Estoy seguro de que cuando fallezca no repicarán las campanas por ella. No habrá panegírico ni bandera a media asta; ningún edificio o carretera llevará su nombre. El presidente no hablará de ella, ni los senadores ni diputados. Ningún proyecto de ley se conocerá para erradicar el hambre en su honor. Nadie predicará a la sociedad combatir el flagelo de la pobreza que le robó la sonrisa y las fuerzas a esta vieja mujer, condenada a vivir sin tiempo para reír.
Pensemos en los millones de personas que como ella viven un presente precario y un futuro incierto.

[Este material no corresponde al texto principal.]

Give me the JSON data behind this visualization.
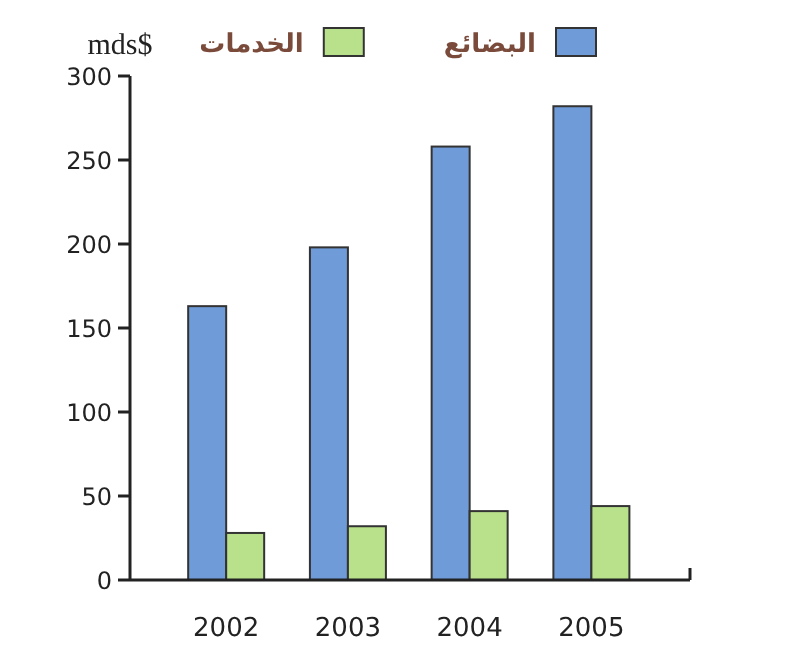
{
  "chart_data": {
    "type": "bar",
    "ylabel": "mds$",
    "categories": [
      "2002",
      "2003",
      "2004",
      "2005"
    ],
    "series": [
      {
        "name": "البضائع",
        "color": "#6f9bd8",
        "values": [
          163,
          198,
          258,
          282
        ]
      },
      {
        "name": "الخدمات",
        "color": "#b9e08a",
        "values": [
          28,
          32,
          41,
          44
        ]
      }
    ],
    "ylim": [
      0,
      300
    ],
    "yticks": [
      0,
      50,
      100,
      150,
      200,
      250,
      300
    ],
    "legend": "top",
    "grid": false
  }
}
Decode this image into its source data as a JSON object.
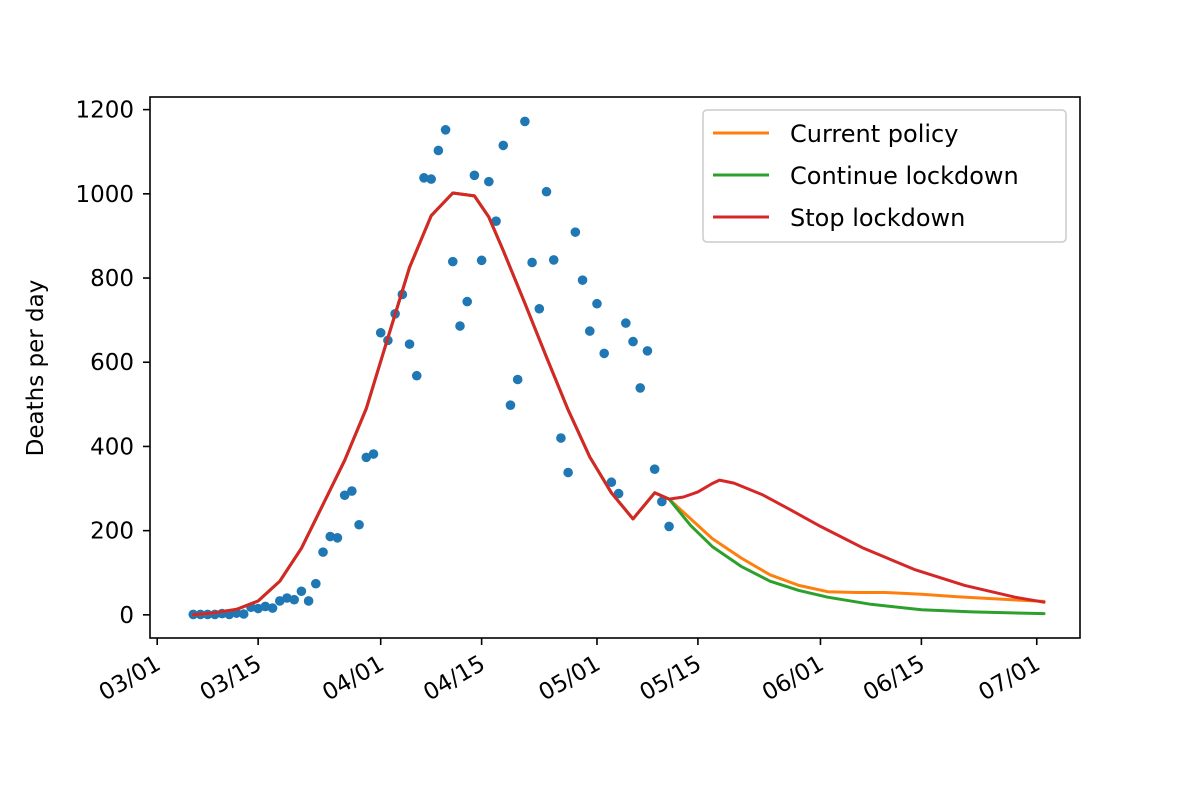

Es necesario que aportemos desde los diferentes ámbitos en que laboramos para construir un mundo como lo merece la gente buena por la cual trabajamos y luchamos. Un mundo de más iguales y menos desigualdades.
Para eso tenemos que sumar voluntades, sumar voces, sumar sentimientos de cambio. Sumar para multiplicar la vida, el trabajo, el alimento, la salud, la educación y la dignidad de las personas. Muchos grupos sociales luchan por un mundo más solidario y más humano y con menos desigualdad.
Desarrollemos en cada uno de nosotros ese sentimiento de solidaridad por lo más necesitados. De esa manera contribuiremos a construir un mundo en el que nos sintamos orgullosos de vivir, de cantar, de reír.